As you know from reading my website, I was once a fireman. I started that career many years ago in the early 1980's. In the last few of months I have lost a couple of friends from that earlier time that I believe are worth mentioning.
Leon Reece died in November, 2016. He was only 72 years old. He was a fireman for about 26 years I think. He was one of the first two paramedics that Bentonville had. At that time, every time there was an ambulance call, either he or the other medic had to meet the ambulance if one of them wasn't already on it. That lasted about a year. Leon was promoted to fire chief in about 1987 when Chief Jerry Griffith retired. He served in that position until his retirement in 1999. Leon played in a local band called the UpTights. They were pretty good for Bentonville 1960's standards, and they continued to play for many years, often to the old Bentonville High School alumni crowd, who really appreciated them the most. As Leon often said, " We aren't very good, but we sure are loud."
Leon was what is known as "a good old boy." He liked to hunt but from what I hear, he especially enjoyed being the camp cook at deer camp every year.
Then within a few months, another friend gone. Bobby Joe Elsea died in February. Bobby Joe was only 70. Although he was a few years older than me, we both went to paramedic school at Springdale Hospital in 1986 and 1987. If you looked up "laid back" in the dictionary, I'm sure Bob's picture would be there. He was the very definition of the term. Bob was nearly always seen with a Marlboro 100 hanging from his lips and his glass of sweet tea. Although Bob tried to burn me up one time and drown me a second (email me for the details) I don't think I ever saw him lose his temper.

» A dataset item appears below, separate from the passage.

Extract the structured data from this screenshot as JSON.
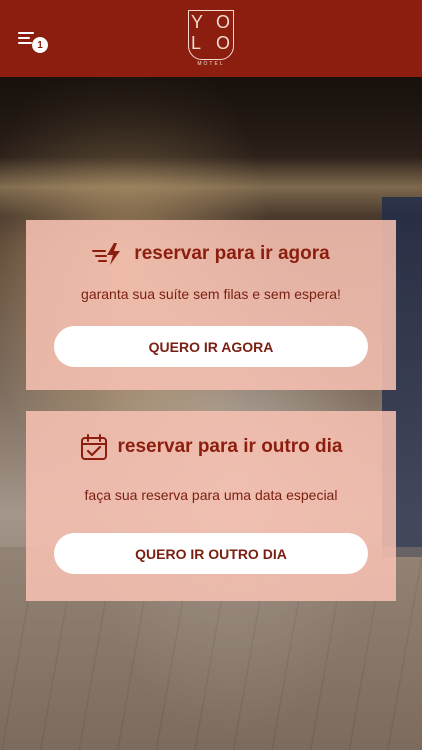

He served for 20 years before medical troubles caused him to bow out of the career he loved so much.
Both Leon and Bob had long careers with the Arkansas National Guard, Battery B, 1st Battalion, 142nd Field Artillery.
I know a lot of people won't know them and won't remember them once they have faded from memory. But they meant a lot to this community while they were here, and that's something we should never forget. They served in the military locally, with the fire department in our city, and as paramedics for our ambulance service giving comfort to the sick and injured. I know I won't forget. I'll sit on the curb and cheer the true heroes in our lives - those that help and protect us here, in Bentonville.